Really limiting the options. I was interested in doing fellowship but honestly why would I choose to make 50 k when you could make 150k
 
I think even the high tier fellowships aren’t what they used to be.

OFAC has 3 fellows
PAMF may be getting 3

Really limiting the options. I was interested in doing fellowship but honestly why would I choose to make 50 k when you could make 150k
Ah yes. More fellows needed to see more post op patients everyday. Have fun getting paid less than a PA/NP
 
I think even the high tier fellowships aren’t what they used to be.

OFAC has 3 fellows
PAMF may be getting 3

Really limiting the options. I was interested in doing fellowship but honestly why would I choose to make 50 k when you could make 150k
Yes, 100%... and the job placements, even for elite podiatry fellowships, are getting worse.

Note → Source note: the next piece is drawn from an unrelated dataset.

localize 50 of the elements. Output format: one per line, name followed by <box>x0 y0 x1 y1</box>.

In 2010 or 2015, most all grads from elite fellowships (and most top residencies) did get ortho groups or hospital FTE employed gigs if they wanted those and would be flexible on where. Now, a fair amount of grads from very good fellowships take ordinary podiatry PP or VC/supergroup or MSG jobs that nearly any regular 3yr grad who passed ABFAS BQ could get. I was going to link to a bunch of them, but it's kinda rude to the individuals... either way, not hard to find out. The value of even the few excellent attending/training podiatry fellowships has diminished... partly due to overall saturation of DPM "foot and ankle surgeon", but partly because those same fellowships have 2x or 3x as many fellows to try to place annually.
 
Ah yes. More fellows needed to see more post op patients everyday. Have fun getting paid less than a PA/NP

This.

To those that want to do a fellowship do yourself a HUGE favor and do the following experiment that takes 2 hours of your time.

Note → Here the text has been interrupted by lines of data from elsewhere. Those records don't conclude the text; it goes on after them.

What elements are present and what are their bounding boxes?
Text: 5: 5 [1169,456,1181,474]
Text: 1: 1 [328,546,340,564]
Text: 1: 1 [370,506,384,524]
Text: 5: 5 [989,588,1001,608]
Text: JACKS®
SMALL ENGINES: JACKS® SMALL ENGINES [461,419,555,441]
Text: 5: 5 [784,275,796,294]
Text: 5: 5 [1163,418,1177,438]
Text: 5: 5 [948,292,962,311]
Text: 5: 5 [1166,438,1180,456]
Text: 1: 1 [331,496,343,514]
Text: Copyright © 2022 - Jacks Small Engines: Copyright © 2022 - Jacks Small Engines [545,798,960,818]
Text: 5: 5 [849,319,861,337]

Go call a couple of orthopedic foot and ankle or any fellowship trained orthopedic surgeon and ask them about their fellowship experience.
Ask them if they had their own clinic and generated cases for their boards, had their own OR time, etc.

Now do the same with PAMF, OFAC or blah blah podiatry fellowship. You'll realize how poorly structured podiatry fellowships are. You are doing scut work, stuck in a clinic seeing 30 post ops 3 days a week while your attending generates RVU and sees all the new patients. You are then scrubbing in cases and they bill your assistant fee which then generates your fellowship salary. You are pure profit for them. Cheaper than hiring a MA. You waste a board eligibility year doing this. Yet all these incompetent old residency attending promote podiatry fellowships. Podiatry fellowship is not a REAL fellowship.
 
You'll realize how poorly structured podiatry fellowships are.

You are doing scut work, stuck in a clinic seeing 30 post ops 3 days a week while your attending generates RVU and sees all the new patients. You are then scrubbing in cases and they bill your assistant fee which then generates your fellowship salary.

Podiatry fellowship is not a REAL fellowship.

Some podiatry fellowships are merely apprenticeships in private practices.

Choose to do a fellowship with a good mentor. That can have an enormous impact on your career trajectory.

Yes, podiatry fellowships are different, but this is largely due to CPME not taking control and standardizing fellowships. Albeit, CPME approved fellowships are more standardized than ACFAS recognized ones and have more protections for the fellow.

Fellowships should have standard curriculum, just like residencies. And they should have standard names. In podiatry you can call a fellowship whatever you want. This is not the same for ACGME fellowships.